Trump is already angry that McCarthy has refused to endorse him so far. Add to that his anger at McCarthy’s late-June comment—“[t]he question is, is he the strongest to win the election; I don’t know that answer”—and McCarthy is on thin ice. If he doesn’t give Trump that impeachment expungement vote before August recess, as he reportedly promised, all bets are off.

Trump apparently thinks having his two impeachments expunged would in some way counterbalance the dozens of criminal charges he faces, with more expected soon. This is about as ridiculous a thing as Trump has ever thought, which is saying something.

But there are significant dangers to holding such a vote—dangers like losing the vote. “I’m for Trump,” an unnamed “senior GOP member” told Politico. “The problem is: If you have an expungement, and it goes to the floor and fails—which it probably will—then the media will treat it like it’s a third impeachment, and it will show disunity among Republican ranks. It’s a huge strategic risk.”

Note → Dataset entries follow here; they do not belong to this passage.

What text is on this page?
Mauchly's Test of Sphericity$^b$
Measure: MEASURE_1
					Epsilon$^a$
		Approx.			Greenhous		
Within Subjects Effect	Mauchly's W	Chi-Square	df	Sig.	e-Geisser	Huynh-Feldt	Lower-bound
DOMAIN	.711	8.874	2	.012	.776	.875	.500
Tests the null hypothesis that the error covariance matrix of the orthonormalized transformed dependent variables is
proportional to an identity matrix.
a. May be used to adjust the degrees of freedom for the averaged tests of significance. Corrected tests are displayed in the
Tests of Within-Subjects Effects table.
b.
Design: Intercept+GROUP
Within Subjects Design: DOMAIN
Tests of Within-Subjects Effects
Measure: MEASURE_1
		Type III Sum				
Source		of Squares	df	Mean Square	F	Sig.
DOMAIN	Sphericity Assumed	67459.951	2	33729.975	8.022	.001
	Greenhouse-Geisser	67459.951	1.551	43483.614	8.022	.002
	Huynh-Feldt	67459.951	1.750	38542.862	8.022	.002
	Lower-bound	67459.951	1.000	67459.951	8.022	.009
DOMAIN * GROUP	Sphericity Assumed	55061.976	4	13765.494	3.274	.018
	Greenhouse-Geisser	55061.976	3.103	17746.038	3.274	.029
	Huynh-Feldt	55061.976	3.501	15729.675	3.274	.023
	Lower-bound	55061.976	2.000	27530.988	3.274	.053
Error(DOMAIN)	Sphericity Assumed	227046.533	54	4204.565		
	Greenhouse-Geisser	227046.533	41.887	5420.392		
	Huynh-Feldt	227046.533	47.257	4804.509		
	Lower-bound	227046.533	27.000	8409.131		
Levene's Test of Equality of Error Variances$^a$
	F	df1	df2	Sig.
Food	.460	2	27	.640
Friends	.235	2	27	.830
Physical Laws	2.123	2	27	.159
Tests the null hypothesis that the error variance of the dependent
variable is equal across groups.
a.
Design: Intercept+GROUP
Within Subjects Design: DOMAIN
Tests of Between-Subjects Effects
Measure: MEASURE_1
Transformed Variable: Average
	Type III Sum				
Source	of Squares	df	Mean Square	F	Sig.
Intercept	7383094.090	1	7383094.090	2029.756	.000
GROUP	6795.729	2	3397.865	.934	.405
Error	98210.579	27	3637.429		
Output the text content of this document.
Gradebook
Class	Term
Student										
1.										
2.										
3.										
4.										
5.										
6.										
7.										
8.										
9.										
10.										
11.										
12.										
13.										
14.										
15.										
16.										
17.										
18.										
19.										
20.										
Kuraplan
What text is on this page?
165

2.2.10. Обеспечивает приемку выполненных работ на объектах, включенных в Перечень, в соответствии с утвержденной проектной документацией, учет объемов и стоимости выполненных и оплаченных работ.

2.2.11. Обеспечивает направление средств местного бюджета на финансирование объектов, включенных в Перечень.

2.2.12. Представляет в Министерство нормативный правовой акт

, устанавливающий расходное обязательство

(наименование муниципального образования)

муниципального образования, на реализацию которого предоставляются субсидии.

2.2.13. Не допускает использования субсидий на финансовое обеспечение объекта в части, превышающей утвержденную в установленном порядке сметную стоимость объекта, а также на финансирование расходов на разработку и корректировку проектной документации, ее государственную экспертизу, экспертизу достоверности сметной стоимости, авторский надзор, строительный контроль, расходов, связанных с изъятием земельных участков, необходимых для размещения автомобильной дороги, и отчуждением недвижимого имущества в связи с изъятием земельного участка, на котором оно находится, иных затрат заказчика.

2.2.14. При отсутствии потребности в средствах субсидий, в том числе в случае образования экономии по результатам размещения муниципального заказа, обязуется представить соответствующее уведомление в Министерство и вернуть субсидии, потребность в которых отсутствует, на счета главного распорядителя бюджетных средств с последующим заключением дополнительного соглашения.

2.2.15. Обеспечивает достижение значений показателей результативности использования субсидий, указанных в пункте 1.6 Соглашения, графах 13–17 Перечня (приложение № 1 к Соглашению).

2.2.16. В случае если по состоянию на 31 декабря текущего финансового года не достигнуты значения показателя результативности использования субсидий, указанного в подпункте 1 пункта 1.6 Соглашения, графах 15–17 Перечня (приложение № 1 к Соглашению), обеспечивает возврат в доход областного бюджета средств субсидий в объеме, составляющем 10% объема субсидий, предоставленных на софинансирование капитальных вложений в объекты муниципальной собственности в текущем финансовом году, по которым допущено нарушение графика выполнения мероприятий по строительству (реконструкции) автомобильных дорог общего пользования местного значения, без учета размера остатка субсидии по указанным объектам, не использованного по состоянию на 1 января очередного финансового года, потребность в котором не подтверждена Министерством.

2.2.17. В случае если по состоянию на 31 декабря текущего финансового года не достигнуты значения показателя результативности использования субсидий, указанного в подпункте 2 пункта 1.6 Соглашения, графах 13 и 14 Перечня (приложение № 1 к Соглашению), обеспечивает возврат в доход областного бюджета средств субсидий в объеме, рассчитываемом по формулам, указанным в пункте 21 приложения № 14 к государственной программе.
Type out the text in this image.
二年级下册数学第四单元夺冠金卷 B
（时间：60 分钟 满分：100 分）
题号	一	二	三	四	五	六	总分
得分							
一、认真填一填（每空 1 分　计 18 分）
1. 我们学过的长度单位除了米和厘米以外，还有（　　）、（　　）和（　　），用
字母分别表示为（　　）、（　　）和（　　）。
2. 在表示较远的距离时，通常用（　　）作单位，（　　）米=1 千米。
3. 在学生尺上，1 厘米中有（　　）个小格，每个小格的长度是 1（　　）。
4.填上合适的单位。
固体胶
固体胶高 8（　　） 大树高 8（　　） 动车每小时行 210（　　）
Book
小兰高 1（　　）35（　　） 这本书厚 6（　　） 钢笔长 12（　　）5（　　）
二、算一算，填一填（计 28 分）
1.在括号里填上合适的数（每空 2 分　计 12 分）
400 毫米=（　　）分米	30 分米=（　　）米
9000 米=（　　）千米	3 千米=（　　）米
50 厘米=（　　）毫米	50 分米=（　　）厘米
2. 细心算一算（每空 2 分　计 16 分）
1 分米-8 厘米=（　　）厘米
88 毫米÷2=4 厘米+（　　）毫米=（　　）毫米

Republicans have a mere five-seat majority in the House, and two current Republican members voted to impeach Trump the second time. There are a total of 18 House Republicans representing districts that voted for President Joe Biden. While the pattern is for those people to complain loudly to the media about what a terrible position they’re being put into by being forced to take votes on unpopular things like impeaching Biden, they usually fall right in line when it’s time to vote. But it wouldn’t take many of them to sink the vote.

Additionally, Politico reports, “there’s the clutch of constitutionally minded conservatives—who, we are told, have privately voiced skepticism that the House has the constitutional authority to erase a president’s impeachments.” Again, however many of these people actually exist, most of them will fall in line. But with such a small majority, it doesn’t take many defections to turn the vote Trump is demanding into yet another disaster for him.

McCarthy, meanwhile, has once again put his pathetic failure of leadership on display. If he holds the vote, he puts many of his most vulnerable members in a difficult position and risks embarrassing himself and Trump if the vote fails. If he doesn’t hold the vote, Trump is going to put him on blast or extract another equally or more damaging promise from him.